Incense. Its use in Christian worship has a mandate going all the way back to Exodus, and it is a key symbol in the liturgy for several denominations. But in various places now its use has become contentious, for a variety of reasons. I take no issue with the theological implications of using incense in worship. Although I’m not particularly fond of it myself, I understand that it adds to the richness of the sensory and symbolic context in which people encounter God.
However, I do take issue on pastoral grounds; and that because the use of incense releases into the surrounding air a complex concoction of carbon monoxide, carbon dioxide, nitrogen dioxide, sulphur dioxide, benzene, toluene, xylenes, aldehydes and polycyclic aromatic hydrocarbons, as well as various particulates (I may have missed some toxins from that list, too). This makes being in the vicinity of incense used in worship not unlike passive smoking (without the addictive properties of nicotine). Here is what a quick survey of the medical journals turned up as possible negative effects of prolonged or regular exposure to incense used in worship:
– Allergic contact dermatitis
– Carcinogenic/mutagenic effects (increased risk of cancer, particularly carcinomas of the lung and respiratory tract, but studies have also reported possible links to brain tumours and childhood leukaemia)
– Development of allergic rhinitis and asthma, and the triggering of symptoms in people already suffering these conditions
– Higher risks of allergy in children of gestating mothers (indicated by elevated cord blood IgE levels)
– Inflammation of the respiratory tract and lungs
That’s a formidable list. It seems to me that a desire to be welcoming and inclusive to all potential worshippers, no matter how allergic or asthmatic, as well as care for the health of the congregation and particularly those who will have high exposure (servers, clergy and choir have been identified as being particularly at risk), would be a motivating factor for reducing incense use.
However, assuming for the moment that some individuals or congregations will not want to cease using incense, despite the health risks, what can be done to reduce those risks? I found these suggestions in the medical literature:
– Restrict the use of incense to festivals and special occasions
– Reduce exposure time when incense is used in worship
– Ensure the building is well ventilated (open doors and windows) during and for some time after the use of incense
– Use incense of the highest purity possible, to avoid additional contaminants, and reduce the amount of harmful substances produced
– One paper did suggest that people working with incense should wear a protective mask, but somehow I am sceptical that I will see the liturgical use of face masks adopted any time soon!

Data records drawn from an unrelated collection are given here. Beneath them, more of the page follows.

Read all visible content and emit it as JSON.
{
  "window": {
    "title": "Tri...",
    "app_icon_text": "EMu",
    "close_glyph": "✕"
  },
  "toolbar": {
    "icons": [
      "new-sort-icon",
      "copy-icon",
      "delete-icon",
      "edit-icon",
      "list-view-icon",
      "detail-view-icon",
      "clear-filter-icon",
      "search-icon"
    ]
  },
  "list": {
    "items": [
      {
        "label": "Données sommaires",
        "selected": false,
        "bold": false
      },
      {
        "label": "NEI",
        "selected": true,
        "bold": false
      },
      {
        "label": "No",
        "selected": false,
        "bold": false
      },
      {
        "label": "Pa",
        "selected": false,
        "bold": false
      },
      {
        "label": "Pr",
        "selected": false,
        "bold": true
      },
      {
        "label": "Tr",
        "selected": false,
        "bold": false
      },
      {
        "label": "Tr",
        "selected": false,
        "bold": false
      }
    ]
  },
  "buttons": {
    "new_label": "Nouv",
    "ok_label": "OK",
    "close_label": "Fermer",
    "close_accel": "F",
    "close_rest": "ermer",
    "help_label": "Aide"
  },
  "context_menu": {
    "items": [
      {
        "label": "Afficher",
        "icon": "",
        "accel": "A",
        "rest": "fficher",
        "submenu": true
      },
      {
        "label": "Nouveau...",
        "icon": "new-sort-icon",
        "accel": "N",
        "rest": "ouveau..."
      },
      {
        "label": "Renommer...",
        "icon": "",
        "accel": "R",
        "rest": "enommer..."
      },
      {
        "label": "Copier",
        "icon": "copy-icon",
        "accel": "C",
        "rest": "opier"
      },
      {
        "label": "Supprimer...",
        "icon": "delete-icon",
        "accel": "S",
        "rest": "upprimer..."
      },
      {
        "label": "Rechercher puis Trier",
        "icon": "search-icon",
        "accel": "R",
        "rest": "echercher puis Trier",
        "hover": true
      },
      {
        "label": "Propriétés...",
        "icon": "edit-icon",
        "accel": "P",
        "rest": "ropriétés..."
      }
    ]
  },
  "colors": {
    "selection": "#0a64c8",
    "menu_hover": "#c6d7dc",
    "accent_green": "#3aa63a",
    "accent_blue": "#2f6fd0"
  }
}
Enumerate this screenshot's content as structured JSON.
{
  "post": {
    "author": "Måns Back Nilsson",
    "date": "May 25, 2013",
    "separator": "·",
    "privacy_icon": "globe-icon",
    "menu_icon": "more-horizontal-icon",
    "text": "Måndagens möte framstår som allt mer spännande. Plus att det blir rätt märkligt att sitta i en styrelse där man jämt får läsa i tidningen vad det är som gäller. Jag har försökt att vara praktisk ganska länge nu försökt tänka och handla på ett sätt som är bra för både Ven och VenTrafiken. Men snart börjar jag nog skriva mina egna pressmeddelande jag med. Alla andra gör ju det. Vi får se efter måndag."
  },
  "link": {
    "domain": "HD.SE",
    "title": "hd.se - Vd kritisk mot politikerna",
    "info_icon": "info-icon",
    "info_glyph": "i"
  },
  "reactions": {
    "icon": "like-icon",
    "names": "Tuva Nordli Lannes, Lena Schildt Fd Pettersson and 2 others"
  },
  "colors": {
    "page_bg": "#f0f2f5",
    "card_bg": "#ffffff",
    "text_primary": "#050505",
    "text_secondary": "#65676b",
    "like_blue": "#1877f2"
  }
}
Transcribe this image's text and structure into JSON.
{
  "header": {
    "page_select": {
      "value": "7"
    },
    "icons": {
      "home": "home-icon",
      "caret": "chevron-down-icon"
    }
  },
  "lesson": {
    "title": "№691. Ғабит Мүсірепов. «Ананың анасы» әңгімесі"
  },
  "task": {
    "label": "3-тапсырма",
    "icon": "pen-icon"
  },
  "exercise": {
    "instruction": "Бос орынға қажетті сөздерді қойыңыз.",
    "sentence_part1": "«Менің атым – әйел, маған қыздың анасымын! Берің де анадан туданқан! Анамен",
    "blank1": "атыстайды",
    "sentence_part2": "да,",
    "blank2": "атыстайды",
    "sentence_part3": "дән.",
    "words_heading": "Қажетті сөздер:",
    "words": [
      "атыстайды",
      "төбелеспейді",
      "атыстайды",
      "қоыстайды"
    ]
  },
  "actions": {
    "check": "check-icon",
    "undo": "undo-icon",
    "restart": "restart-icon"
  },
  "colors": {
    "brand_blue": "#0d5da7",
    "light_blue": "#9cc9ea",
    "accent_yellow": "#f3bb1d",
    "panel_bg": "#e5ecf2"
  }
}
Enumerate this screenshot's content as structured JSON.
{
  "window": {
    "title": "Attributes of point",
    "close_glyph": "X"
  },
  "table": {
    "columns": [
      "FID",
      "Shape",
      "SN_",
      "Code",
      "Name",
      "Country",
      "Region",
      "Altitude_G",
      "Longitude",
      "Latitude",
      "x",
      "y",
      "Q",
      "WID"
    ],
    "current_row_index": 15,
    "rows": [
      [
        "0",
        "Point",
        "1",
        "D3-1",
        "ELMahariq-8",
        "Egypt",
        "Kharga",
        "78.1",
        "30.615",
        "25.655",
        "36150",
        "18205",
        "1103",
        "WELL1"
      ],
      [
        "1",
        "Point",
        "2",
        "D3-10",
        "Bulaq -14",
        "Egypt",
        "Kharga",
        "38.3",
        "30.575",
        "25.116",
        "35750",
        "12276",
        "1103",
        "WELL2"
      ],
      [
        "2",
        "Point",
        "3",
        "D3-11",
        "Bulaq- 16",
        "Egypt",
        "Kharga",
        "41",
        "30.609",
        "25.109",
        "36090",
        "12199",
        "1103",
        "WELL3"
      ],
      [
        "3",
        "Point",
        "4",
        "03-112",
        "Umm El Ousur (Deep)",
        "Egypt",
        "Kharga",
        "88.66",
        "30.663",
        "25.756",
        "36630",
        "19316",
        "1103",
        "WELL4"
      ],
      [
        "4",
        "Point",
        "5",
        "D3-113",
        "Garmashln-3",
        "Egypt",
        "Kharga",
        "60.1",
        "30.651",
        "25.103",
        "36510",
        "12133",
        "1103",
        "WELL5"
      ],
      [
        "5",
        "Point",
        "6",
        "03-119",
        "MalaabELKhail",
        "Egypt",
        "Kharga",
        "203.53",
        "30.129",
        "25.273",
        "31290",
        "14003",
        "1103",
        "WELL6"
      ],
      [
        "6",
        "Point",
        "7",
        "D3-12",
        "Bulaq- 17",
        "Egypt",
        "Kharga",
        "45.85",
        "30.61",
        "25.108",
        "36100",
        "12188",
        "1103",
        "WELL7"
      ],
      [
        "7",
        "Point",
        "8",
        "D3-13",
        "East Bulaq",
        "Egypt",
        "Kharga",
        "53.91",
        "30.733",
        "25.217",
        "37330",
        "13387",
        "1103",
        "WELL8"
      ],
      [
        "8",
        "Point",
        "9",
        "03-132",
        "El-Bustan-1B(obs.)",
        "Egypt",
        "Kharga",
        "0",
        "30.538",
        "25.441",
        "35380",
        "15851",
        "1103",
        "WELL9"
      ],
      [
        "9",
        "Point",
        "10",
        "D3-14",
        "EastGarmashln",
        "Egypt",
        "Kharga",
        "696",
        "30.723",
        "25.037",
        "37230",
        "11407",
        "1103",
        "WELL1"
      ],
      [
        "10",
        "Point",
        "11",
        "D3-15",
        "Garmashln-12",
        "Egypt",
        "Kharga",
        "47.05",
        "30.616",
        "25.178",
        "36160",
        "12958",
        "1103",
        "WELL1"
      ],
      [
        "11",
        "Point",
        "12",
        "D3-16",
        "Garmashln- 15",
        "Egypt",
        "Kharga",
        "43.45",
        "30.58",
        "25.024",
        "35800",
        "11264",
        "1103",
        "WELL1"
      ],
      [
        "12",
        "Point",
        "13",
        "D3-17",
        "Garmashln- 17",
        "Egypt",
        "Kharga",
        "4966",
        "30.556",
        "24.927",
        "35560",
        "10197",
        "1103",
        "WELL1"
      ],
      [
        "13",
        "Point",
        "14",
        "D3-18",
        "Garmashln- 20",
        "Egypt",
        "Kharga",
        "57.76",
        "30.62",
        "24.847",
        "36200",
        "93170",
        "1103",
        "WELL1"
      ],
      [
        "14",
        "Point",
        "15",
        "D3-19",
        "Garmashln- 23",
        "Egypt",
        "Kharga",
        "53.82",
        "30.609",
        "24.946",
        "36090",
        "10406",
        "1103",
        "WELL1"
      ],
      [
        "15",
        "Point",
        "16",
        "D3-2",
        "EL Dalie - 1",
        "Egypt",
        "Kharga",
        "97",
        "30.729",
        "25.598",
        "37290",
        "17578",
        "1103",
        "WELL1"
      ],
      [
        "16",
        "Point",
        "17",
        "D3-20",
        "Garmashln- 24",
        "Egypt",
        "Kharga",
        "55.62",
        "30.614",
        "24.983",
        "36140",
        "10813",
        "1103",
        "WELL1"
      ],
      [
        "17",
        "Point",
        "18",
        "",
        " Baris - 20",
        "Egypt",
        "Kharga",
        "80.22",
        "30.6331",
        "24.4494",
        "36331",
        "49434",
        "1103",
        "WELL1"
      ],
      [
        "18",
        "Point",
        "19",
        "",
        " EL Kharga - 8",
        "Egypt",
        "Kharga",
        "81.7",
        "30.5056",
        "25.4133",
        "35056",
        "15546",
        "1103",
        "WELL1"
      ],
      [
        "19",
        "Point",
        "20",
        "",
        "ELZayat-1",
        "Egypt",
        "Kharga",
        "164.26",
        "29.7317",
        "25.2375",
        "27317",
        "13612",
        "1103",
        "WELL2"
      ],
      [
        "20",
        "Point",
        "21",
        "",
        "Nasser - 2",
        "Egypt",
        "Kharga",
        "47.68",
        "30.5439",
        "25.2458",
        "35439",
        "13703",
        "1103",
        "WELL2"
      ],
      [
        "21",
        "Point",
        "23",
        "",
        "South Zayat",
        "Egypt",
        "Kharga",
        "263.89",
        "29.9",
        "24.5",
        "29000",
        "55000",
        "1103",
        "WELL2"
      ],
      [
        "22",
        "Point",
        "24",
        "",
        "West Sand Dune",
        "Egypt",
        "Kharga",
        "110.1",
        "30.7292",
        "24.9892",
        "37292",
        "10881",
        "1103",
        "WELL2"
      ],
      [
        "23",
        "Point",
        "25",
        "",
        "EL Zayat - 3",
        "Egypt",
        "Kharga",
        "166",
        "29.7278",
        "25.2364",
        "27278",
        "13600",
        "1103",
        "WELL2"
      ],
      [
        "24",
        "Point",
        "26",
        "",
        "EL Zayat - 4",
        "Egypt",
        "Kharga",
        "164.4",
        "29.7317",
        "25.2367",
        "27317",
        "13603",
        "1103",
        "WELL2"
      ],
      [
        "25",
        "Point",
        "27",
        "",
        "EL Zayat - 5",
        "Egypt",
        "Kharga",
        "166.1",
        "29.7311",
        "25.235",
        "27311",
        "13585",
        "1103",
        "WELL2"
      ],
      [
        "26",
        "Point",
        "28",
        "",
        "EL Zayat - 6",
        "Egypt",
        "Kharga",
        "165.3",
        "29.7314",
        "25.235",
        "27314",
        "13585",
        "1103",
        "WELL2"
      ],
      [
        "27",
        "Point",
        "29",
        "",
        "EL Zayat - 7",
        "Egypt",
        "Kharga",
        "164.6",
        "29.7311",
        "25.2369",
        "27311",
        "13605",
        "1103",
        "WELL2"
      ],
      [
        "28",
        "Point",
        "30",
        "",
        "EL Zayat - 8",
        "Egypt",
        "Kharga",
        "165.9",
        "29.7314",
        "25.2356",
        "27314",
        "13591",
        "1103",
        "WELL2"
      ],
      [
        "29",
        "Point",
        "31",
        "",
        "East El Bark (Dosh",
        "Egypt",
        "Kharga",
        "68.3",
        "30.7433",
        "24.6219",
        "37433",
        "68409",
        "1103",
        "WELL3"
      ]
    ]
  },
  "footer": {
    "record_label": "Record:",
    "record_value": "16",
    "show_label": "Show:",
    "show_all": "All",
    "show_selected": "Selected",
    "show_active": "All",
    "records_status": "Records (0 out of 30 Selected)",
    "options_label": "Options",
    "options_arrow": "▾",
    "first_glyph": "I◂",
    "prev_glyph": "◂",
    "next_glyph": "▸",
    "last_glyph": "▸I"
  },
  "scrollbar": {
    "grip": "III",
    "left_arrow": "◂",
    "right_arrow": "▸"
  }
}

I realise that this post, and these suggestions, may seem to some people disrespectful or even sacrilegious. It’s not my intent to be insulting and hurtful. But this information is not widely recognised, and I think it is important. If we are well informed, we are equipped to make good decisions in our worship and in our care of one another. I offer this brief summary in that spirit.
Because this post makes claims about published medical literature, here is a sample of relevant articles. This is not exhaustive of the research, but simply a starting point for people who wish to verify the claims I’ve made or perhaps read further. Oh, and I know my referencing style might be odd. All the information’s there, I can’t be bothered fussing with meeting the requirements of a particular style guide. Life is too short!
Al-Rawas, O.A. et al. “Home exposure to Arabian incense (bakhour) and asthma symptoms in children: a community survey in two regions in Oman.” BMC Pulmonary Medicine, 2009, 9:23. Accessed at http://www.biomedcentral.com/1471-2466/9/23
Croxford, B and Kynigou, D. “Carbon Monoxide Emissions from Joss or Incense Sticks.” Indoor and Built Environment, 2005, 14, pp.277-282.
Friborg, J.T. et al. “Incense Use and Respiratory Tract Carcinomas: A Prospective Cohort Study.” Cancer, 2008: 113, 7, pp.1676-1684.
Harder, Ben. “Holy Smoke.” Science News, 2006, 170:8 p116.
Hu, Ming-Tsan et al. “Characteritization of, and health risks from, polychlorinated dibenzo-p-dioxins/dibenzofurans from incense burned in a temple.” Science of the Total Environment, 2009, 407, pp.4870-4875.
Lin, Ta-Ching et al. “Incense smoke: clinical, structural and molecular effects on airway disease.” Clinical and Molecular Allergy, 2008, 6:3. Accessed at http://www.clinicalmolecularallergy.com/content/6/1/3
See, S.W. and Balasubramanian, R. “Characterization of fine particle emissions from incense burning.” Building and Environment, 2011, 46, pp.1074-1080.